The goal of the initiative is to create economic and employment opportunities between industry and tribal communities through the design, manufacturing, and marketing of high-quality products. The advanced manufacturing initiative will provide American Indian college students with technical skills and the opportunity to utilize those skills in their home communities.
“The new alliance with the Department of Energy and the tribal college system is innovated development that will have a variety of potential applications,” states CCCC president Cynthia Lindquist. “Tribal college students need diverse paths that contribute to the vitality of our communities.
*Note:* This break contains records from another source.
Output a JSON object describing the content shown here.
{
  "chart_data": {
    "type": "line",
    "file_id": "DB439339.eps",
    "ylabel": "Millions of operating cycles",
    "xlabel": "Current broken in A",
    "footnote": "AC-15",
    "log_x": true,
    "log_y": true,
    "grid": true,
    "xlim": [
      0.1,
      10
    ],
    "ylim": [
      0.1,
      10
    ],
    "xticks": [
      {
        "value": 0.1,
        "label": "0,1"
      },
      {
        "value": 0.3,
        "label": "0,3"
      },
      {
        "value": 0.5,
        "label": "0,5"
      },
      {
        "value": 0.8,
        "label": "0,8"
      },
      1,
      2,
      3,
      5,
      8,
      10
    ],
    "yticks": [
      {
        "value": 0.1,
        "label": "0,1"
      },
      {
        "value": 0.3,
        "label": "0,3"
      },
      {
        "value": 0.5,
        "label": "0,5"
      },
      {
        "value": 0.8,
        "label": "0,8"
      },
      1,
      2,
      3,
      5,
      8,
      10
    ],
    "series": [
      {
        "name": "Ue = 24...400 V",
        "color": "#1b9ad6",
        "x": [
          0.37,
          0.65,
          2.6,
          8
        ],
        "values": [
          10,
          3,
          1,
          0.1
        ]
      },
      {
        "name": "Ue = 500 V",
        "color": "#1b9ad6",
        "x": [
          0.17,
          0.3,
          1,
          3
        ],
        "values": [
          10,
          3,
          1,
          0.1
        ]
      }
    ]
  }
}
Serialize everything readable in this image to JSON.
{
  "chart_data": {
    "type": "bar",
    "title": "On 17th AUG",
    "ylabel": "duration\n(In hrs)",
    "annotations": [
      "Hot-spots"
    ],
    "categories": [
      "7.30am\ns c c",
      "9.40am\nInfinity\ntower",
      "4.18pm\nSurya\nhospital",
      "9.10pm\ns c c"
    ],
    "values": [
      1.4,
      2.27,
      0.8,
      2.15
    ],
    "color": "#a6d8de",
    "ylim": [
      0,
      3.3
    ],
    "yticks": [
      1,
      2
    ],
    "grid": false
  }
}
We are collaborating with Sioux Manufacturing Corporation in Fort Totten as the program is designed and developed,” President Lindquist explains.
CCCC will begin the advanced manufacturing course series in January 2016 with a class entitled, Introduction to Advanced Manufacturing. The course will provide a survey of the major topics, technical skills requirements, and career opportunities in the manufacturing sector. Lab work will provide students an introduction to product design and production using 3D software and printers. “This experience will give CCCC students another cutting edge technical option to consider as they prepare themselves to take advantage of workforce opportunities in science, technology, engineering, or math disciplines,” says Karl Haefner, 3D Auto-Cad instructor at CCCC.